JAKARTA, KOMPAS.com -- Presiden Joko Widodo belum menerima surat dari pimpinan Mahkamah Konstitusi (MK) terkait permohonan pemberhentian salah satu hakim MK Patrialis Akbar.
"Sampai saat ini belum ada surat terkait pemberhentian hakim yang dijadikan tersangka oleh KPK itu," ujar Staf Khusus Presiden Bidang Komunikasi Johan Budi Saptopribowo di kantornya, Jumat (27/1/2017).
"Apabila pada waktunya nanti ada keputusan perihal hakim yang dijadikan tersangka itu, Presiden pasti akan langsung melakukan proses pergantian," lanjut dia.
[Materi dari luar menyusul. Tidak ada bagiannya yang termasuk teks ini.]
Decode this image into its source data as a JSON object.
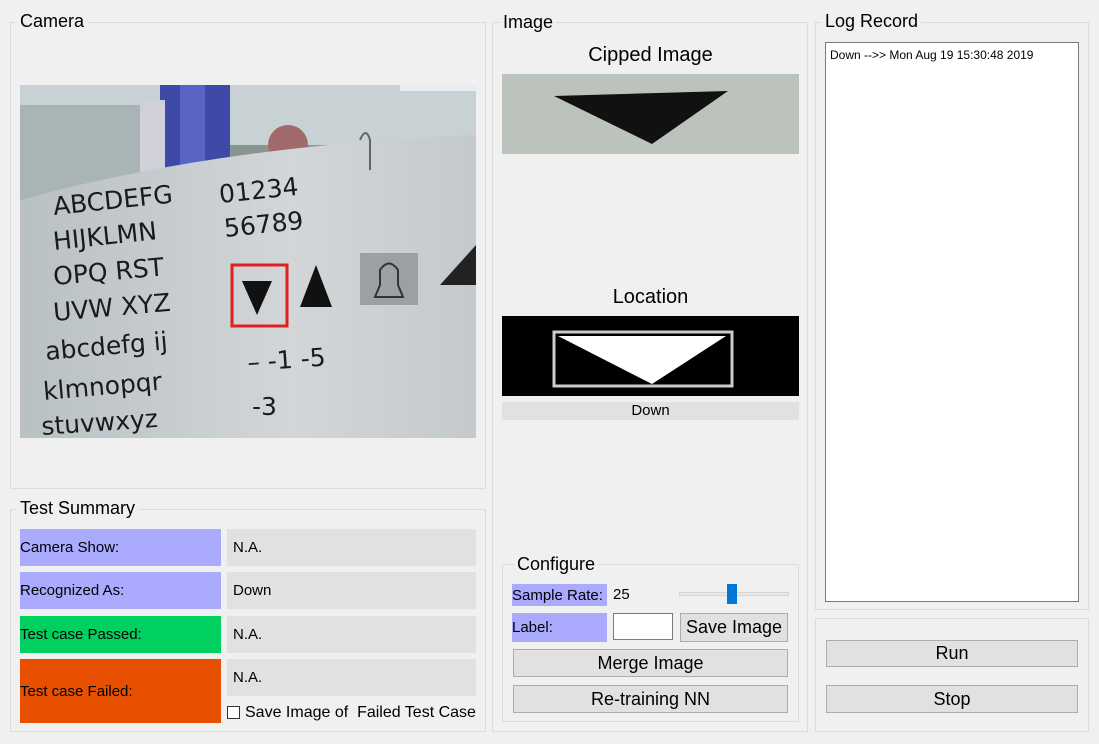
{
  "camera": {
    "title": "Camera"
  },
  "summary": {
    "title": "Test Summary",
    "rows": [
      {
        "label": "Camera Show:",
        "value": "N.A.",
        "color": "#aaaaff"
      },
      {
        "label": "Recognized As:",
        "value": "Down",
        "color": "#aaaaff"
      },
      {
        "label": "Test case Passed:",
        "value": "N.A.",
        "color": "#00d060"
      },
      {
        "label": "Test case Failed:",
        "value": "N.A.",
        "color": "#e65000"
      }
    ],
    "save_failed_label": "Save Image of  Failed Test Case"
  },
  "image": {
    "title": "Image",
    "clipped_title": "Cipped Image",
    "location_title": "Location",
    "location_result": "Down"
  },
  "configure": {
    "title": "Configure",
    "sample_rate_label": "Sample Rate:",
    "sample_rate_value": "25",
    "label_label": "Label:",
    "label_value": "",
    "save_image": "Save Image",
    "merge_image": "Merge Image",
    "retrain": "Re-training NN",
    "slider_fraction": 0.5
  },
  "log": {
    "title": "Log Record",
    "entries": [
      "Down -->> Mon Aug 19 15:30:48 2019"
    ]
  },
  "controls": {
    "run": "Run",
    "stop": "Stop"
  },
  "colors": {
    "purple_tag": "#aaaaff",
    "green_tag": "#00d060",
    "orange_tag": "#e65000",
    "slider_thumb": "#0078d7",
    "detect_box": "#e02020"
  }
}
Johan mengatakan, Presiden akan melaksanakan proses pemberhentian dan pengangkatan hakim MK pengganti Patrialis sesuai dengan prosedur yang ada.
(Baca: Hakim MK Terjerat Suap, Presiden Jokowi Sangat Prihatin)
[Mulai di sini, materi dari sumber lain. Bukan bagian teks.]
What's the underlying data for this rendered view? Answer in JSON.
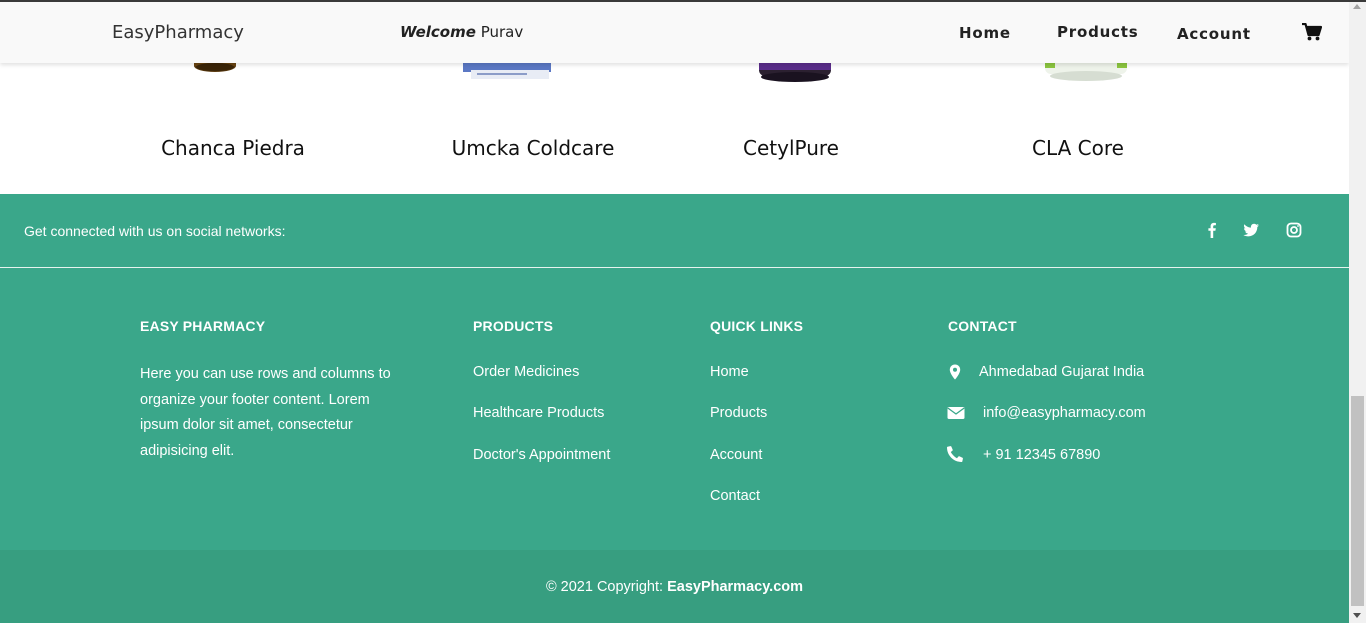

"Dalam konteks hakim yang menjadi tersangka atas tuduhan korupsi kan harus ada proses yang dilalui. Kalau enggak salah diberhentikan sementara dulu. Tentu nantinya harus ada penunjukan pengganti melalui mekanisme yang ada," ujar dia.
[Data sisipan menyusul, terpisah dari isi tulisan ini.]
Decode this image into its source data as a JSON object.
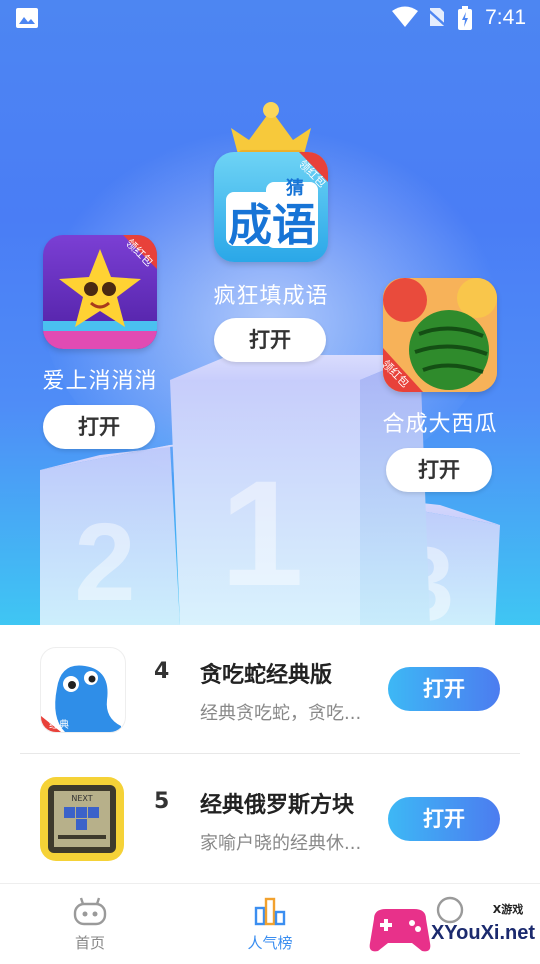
{
  "status": {
    "time": "7:41"
  },
  "podium": {
    "first": {
      "rank": "1",
      "name": "疯狂填成语",
      "button": "打开",
      "icon_text": "成语",
      "icon_badge": "领红包",
      "icon_mini": "猜"
    },
    "second": {
      "rank": "2",
      "name": "爱上消消消",
      "button": "打开",
      "icon_badge": "领红包"
    },
    "third": {
      "rank": "3",
      "name": "合成大西瓜",
      "button": "打开",
      "icon_badge": "领红包"
    }
  },
  "list": [
    {
      "rank": "4",
      "title": "贪吃蛇经典版",
      "desc": "经典贪吃蛇，贪吃...",
      "button": "打开",
      "icon_badge": "经典"
    },
    {
      "rank": "5",
      "title": "经典俄罗斯方块",
      "desc": "家喻户晓的经典休...",
      "button": "打开",
      "icon_badge": "NEXT"
    }
  ],
  "nav": {
    "home": "首页",
    "popular": "人气榜"
  },
  "watermark": {
    "small": "X游戏",
    "big": "XYouXi.net"
  },
  "colors": {
    "accent": "#3b8ef0",
    "hero_top": "#4d86f2",
    "hero_bottom": "#3fc6f3"
  }
}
Presiden Jokowi sendiri turut prihatin atas ditangkapnya Patrialis Akbar oleh KPK.
"Presiden prihatin sekali. Karena MK kan benteng terakhir konstitusi, yang berkaitan dengan hukum," ujar Johan.
(Baca: MK Minta Presiden Berhentikan Hakim Konstitusi yang Ditangkap KPK)
Diberitakan sebelumnya, KPK menangkap Patrialis di pusat perbelanjaan di bilangan Jakarta Pusat Rabu (25/1/2017). Patrialis diduga menerima suap senilai 20.000 dollar AS dan 200.000 dollar Singapura, atau sekitar Rp 2,15 miliar.
Suap diduga diberikan oleh pengusaha impor daging bernama Basuki Hariman. Uang suap diduga agar Patrialis membantu mengabulkan gugatan uji materi yang sedang diproses di Mahkamah Konstitusi.
Perkara gugatan yang dimaksud yakni, uji materi nomor 129/puu/XII/2015. Pengujian tersebut terkait Undang-Undang Nomor 41 Tahun 2014 tentang Peternakan dan Kesehatan Hewan.